HARRISBURG, Pa. (WENY) — The Pennsylvania House will convene for special session this week beginning Tuesday. Once operating rules are approved, House Speaker Mark Rozzi (D-Berks) hopes the House will be able to pass his top priority: a two-year window for victims of childhood sexual abuse.
“When I first came to Harrisburg over a decade ago, I had one goal in mind: to see that survivors of childhood sexual assault receive the justice that they deserve,” said Speaker Rozzi.
After he was elected speaker in January, Rozzi made it clear the House would not consider any legislation until it passed the two-year window, which would allow victims to file civil lawsuits against their abusers outside the statute of limitations.
When the House returns tomorrow, Democrats will have a majority for the first time in 12 years and should be able to pass a set of operating rules. Partisan gridlock and disagreement over rules have stalled the House from considering any legislation.
Once the rules are in place, the two-year window can be considered. There are two paths for the window. One is a constitutional amendment and the other is a statutory bill. Rozzi says he plans to re-introduce both this week.
“When we return to session on February the 21st, I will keep my promise to survivors of childhood sexual assault and bring up a constitutional amendment and a statutory bill, both which will provide a window to justice and desperately needed relief to victims,” said Rozzi.
Passing the window via a statutory bill has seen opposition from some Senate Republicans in the past. Senate Republican leaders argue the constitutional amendment, which the Senate passed last month, is the best path forward. However, the amendment was combined into one Senate bill, with two more-partisan amendments, and has not been considered in the House.
Rozzi is urging the Senate to pass both the statutory bill and new constitutional amendment, once they pass the House. Rozzi said the statutory bill could be signed into law as soon as March if it passes both chambers. The constitutional amendment could appear on the ballot in November- it would need approval from the House and Senate and does not require a signature from the governor.

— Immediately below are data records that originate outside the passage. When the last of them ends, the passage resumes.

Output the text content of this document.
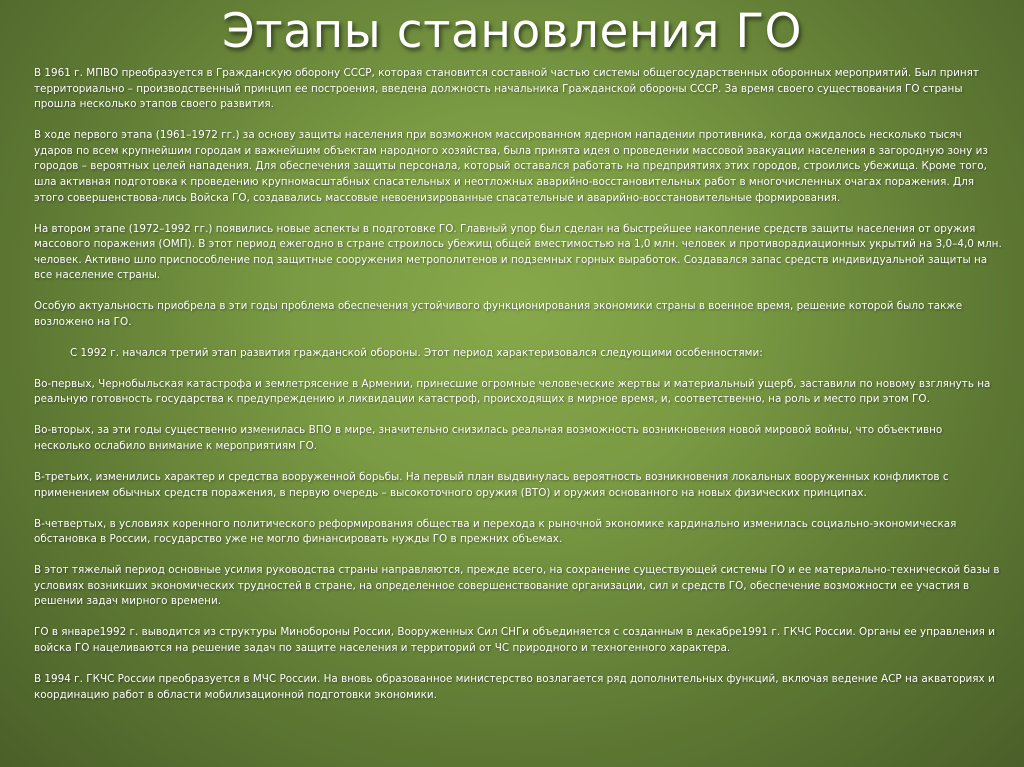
Этапы становления ГО

В 1961 г. МПВО преобразуется в Гражданскую оборону СССР, которая становится составной частью системы общегосударственных оборонных мероприятий. Был принят территориально – производственный принцип ее построения, введена должность начальника Гражданской обороны СССР. За время своего существования ГО страны прошла несколько этапов своего развития.

В ходе первого этапа (1961–1972 гг.) за основу защиты населения при возможном массированном ядерном нападении противника, когда ожидалось несколько тысяч ударов по всем крупнейшим городам и важнейшим объектам народного хозяйства, была принята идея о проведении массовой эвакуации населения в загородную зону из городов – вероятных целей нападения. Для обеспечения защиты персонала, который оставался работать на предприятиях этих городов, строились убежища. Кроме того, шла активная подготовка к проведению крупномасштабных спасательных и неотложных аварийно-восстановительных работ в многочисленных очагах поражения. Для этого совершенствова-лись Войска ГО, создавались массовые невоенизированные спасательные и аварийно-восстановительные формирования.

На втором этапе (1972–1992 гг.) появились новые аспекты в подготовке ГО. Главный упор был сделан на быстрейшее накопление средств защиты населения от оружия массового поражения (ОМП). В этот период ежегодно в стране строилось убежищ общей вместимостью на 1,0 млн. человек и противорадиационных укрытий на 3,0–4,0 млн. человек. Активно шло приспособление под защитные сооружения метрополитенов и подземных горных выработок. Создавался запас средств индивидуальной защиты на все население страны.

Особую актуальность приобрела в эти годы проблема обеспечения устойчивого функционирования экономики страны в военное время, решение которой было также возложено на ГО.

С 1992 г. начался третий этап развития гражданской обороны. Этот период характеризовался следующими особенностями:

Во-первых, Чернобыльская катастрофа и землетрясение в Армении, принесшие огромные человеческие жертвы и материальный ущерб, заставили по новому взглянуть на реальную готовность государства к предупреждению и ликвидации катастроф, происходящих в мирное время, и, соответственно, на роль и место при этом ГО.

Во-вторых, за эти годы существенно изменилась ВПО в мире, значительно снизилась реальная возможность возникновения новой мировой войны, что объективно несколько ослабило внимание к мероприятиям ГО.

В-третьих, изменились характер и средства вооруженной борьбы. На первый план выдвинулась вероятность возникновения локальных вооруженных конфликтов с применением обычных средств поражения, в первую очередь – высокоточного оружия (ВТО) и оружия основанного на новых физических принципах.

В-четвертых, в условиях коренного политического реформирования общества и перехода к рыночной экономике кардинально изменилась социально-экономическая обстановка в России, государство уже не могло финансировать нужды ГО в прежних объемах.

В этот тяжелый период основные усилия руководства страны направляются, прежде всего, на сохранение существующей системы ГО и ее материально-технической базы в условиях возникших экономических трудностей в стране, на определенное совершенствование организации, сил и средств ГО, обеспечение возможности ее участия в решении задач мирного времени.

ГО в январе1992 г. выводится из структуры Минобороны России, Вооруженных Сил СНГи объединяется с созданным в декабре1991 г. ГКЧС России. Органы ее управления и войска ГО нацеливаются на решение задач по защите населения и территорий от ЧС природного и техногенного характера.

В 1994 г. ГКЧС России преобразуется в МЧС России. На вновь образованное министерство возлагается ряд дополнительных функций, включая ведение АСР на акваториях и координацию работ в области мобилизационной подготовки экономики.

“I strongly urge the Senate to stand up for survivors, stop protecting abusers, and quickly pass both pieces of legislation when they return to session on February the 27th,” said Rozzi. “History will judge us based on what we did to protect some of our most vulnerable citizens: our children. I urge my colleagues to stand with me and show survivors they will finally get their chance to know the truth, to get justice, and most importantly, expose these perpetrators who still live among us,” Rozzi added.